Para muitos entendido como uma crítica aos códigos do sistema social da atual Coreia do Sul ou um libelo anticonformista, o enredo de A Vegetariana tem um cunho kafkiano (relembre-se que Kafka foi vegetariano) que faz que transgrida um registo bastante cru (a linguagem é sobretudo direta e ágil, tal como a descrição dos ambientes, gestos e objetos) e realista (a perspetiva de cada personagem decorre da condição social e familiar e da profissão). A ascese, violação e metamorfose do corpo de Yeong-hye torna-se, página a página, um ato revolucionário com alcance metafórico e universal.

Han Kang explica que optou por usar o vegetarianismo como arma subversiva da sua personagem porque este corresponde a «uma forma perfeccionista de ser puro», totalmente pacífica. Mas o principal segredo deste encadeamento de três ficções curtas é a forma subtil como a autora explora a oposição entre forças e perspetivas e talvez por isso Yeong-hye progride do vegetarianismo para formas violentas de autoexclusão e autoafirmação e para a loucura. «Era um corpo do qual todos os excessos haviam sido gradualmente retirados. […] E, então, enterrei-me na terra. Cada vez mais fundo, mais fundo… queria que me nascessem flores da púbis e, por isso, abri as pernas; abri-as muito…» A rejeição radical do mundo civilizado e a violência autoinfligida (automutilação, promiscuidade sexual, anorexia nervosa) terminam numa tentativa de fusão extrema com a natureza, logo, na morte.
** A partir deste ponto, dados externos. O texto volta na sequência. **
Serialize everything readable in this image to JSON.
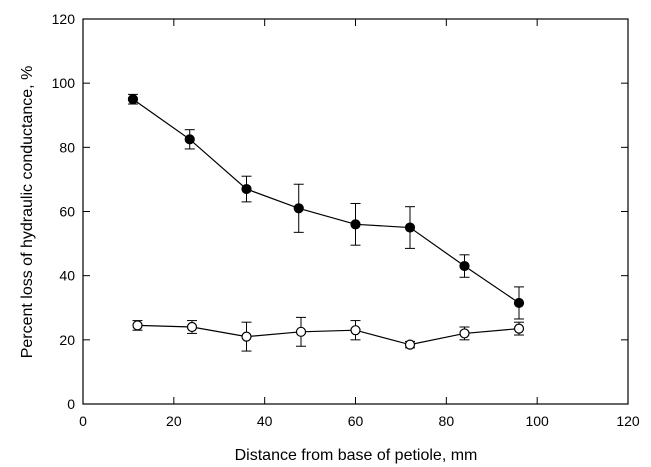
{
  "chart_data": {
    "type": "scatter",
    "title": "",
    "xlabel": "Distance from base of petiole, mm",
    "ylabel": "Percent loss of hydraulic conductance, %",
    "xlim": [
      0,
      120
    ],
    "ylim": [
      0,
      120
    ],
    "xticks": [
      0,
      20,
      40,
      60,
      80,
      100,
      120
    ],
    "yticks": [
      0,
      20,
      40,
      60,
      80,
      100,
      120
    ],
    "grid": false,
    "legend": "none",
    "series": [
      {
        "marker": "filled-circle",
        "color": "#000000",
        "connected": true,
        "x": [
          11,
          23.5,
          36,
          47.5,
          60,
          72,
          84,
          96
        ],
        "y": [
          95,
          82.5,
          67,
          61,
          56,
          55,
          43,
          31.5
        ],
        "yerr": [
          1.5,
          3,
          4,
          7.5,
          6.5,
          6.5,
          3.5,
          5
        ]
      },
      {
        "marker": "open-circle",
        "color": "#000000",
        "connected": true,
        "x": [
          12,
          24,
          36,
          48,
          60,
          72,
          84,
          96
        ],
        "y": [
          24.5,
          24,
          21,
          22.5,
          23,
          18.5,
          22,
          23.5
        ],
        "yerr": [
          1.5,
          2,
          4.5,
          4.5,
          3,
          1,
          2,
          2
        ]
      }
    ]
  }
}
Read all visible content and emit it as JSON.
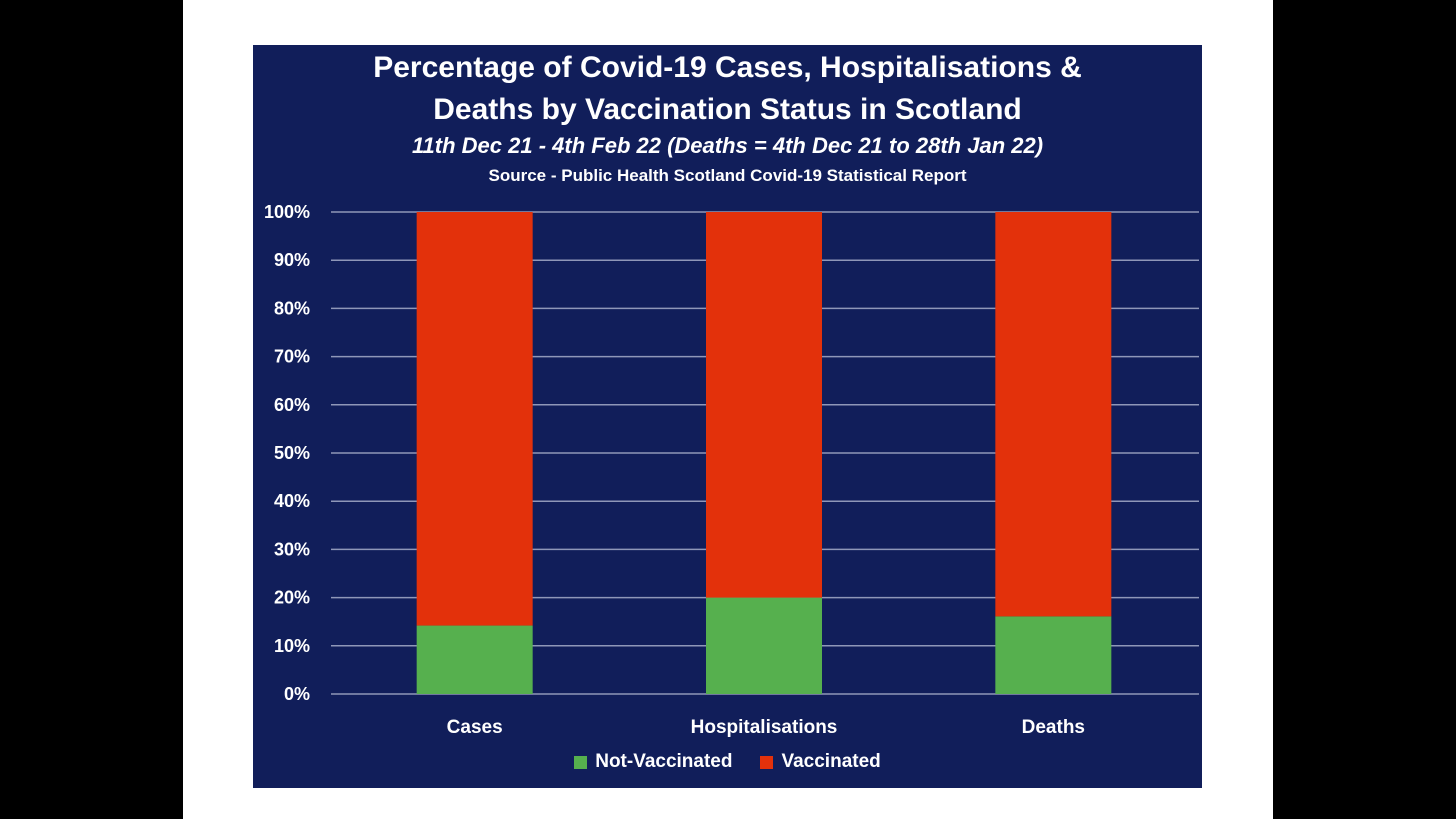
{
  "chart_data": {
    "type": "bar",
    "stacked": true,
    "title_line1": "Percentage of Covid-19 Cases, Hospitalisations &",
    "title_line2": "Deaths by Vaccination Status in Scotland",
    "subtitle": "11th Dec 21 - 4th Feb 22 (Deaths = 4th Dec 21 to 28th Jan 22)",
    "source": "Source - Public Health Scotland Covid-19 Statistical Report",
    "categories": [
      "Cases",
      "Hospitalisations",
      "Deaths"
    ],
    "series": [
      {
        "name": "Not-Vaccinated",
        "color": "#56b04e",
        "values": [
          14.2,
          20.0,
          16.1
        ]
      },
      {
        "name": "Vaccinated",
        "color": "#e3310b",
        "values": [
          85.8,
          80.0,
          83.9
        ]
      }
    ],
    "ylim": [
      0,
      100
    ],
    "yticks": [
      "0%",
      "10%",
      "20%",
      "30%",
      "40%",
      "50%",
      "60%",
      "70%",
      "80%",
      "90%",
      "100%"
    ],
    "xlabel": "",
    "ylabel": "",
    "grid": true,
    "legend": "bottom"
  }
}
Publicado originalmente na Coreia em 2007 e adaptado ao cinema pelo realizador coreano Woo Seong-Lim, A Vegetariana venceu o Man Booker International graças à sua qualidade literária, evidentemente, mas também à mudança das regras do prémio (antes atribuído ao conjunto da obra de um autor e não a apenas um título) e, dizem alguns, à tradução inglesa (de que parte a tradução portuguesa, assinada por Maria do Carmo Figueira). Da longlist deste ano constavam, entre outros, Elena Ferrante, Orhan Pamuk, Kenzaburo_Oe e José Eduardo Agualusa (por Teoria Geral do Esquecimento). Tal como o escritor e tradutor Tim Parks destacou numa crítica rabugenta e algo confusa publicada na The New York Review of Books (acentuando a impossibilidade de comparar a tradução com o texto original), talvez a escolha de A Vegetariana indicie a preferência do establishment literário por obras de «ficção global» (isto é, com temas mais universais do que locais; neste caso, a luta do indivíduo contra a sociedade opressiva) e com um certo exotismo estilístico. Neste sentido, o romance-novelas de Yeong-hye pode ser comparado às ficções de Haruki Murakami. Contudo, existe nele uma tensão latente e um trabalho certeiro de cruzamento entre as dimensões física, social e mental das personagens cujo efeito é único no seu género. A Vegetariana é uma leitura imperdível.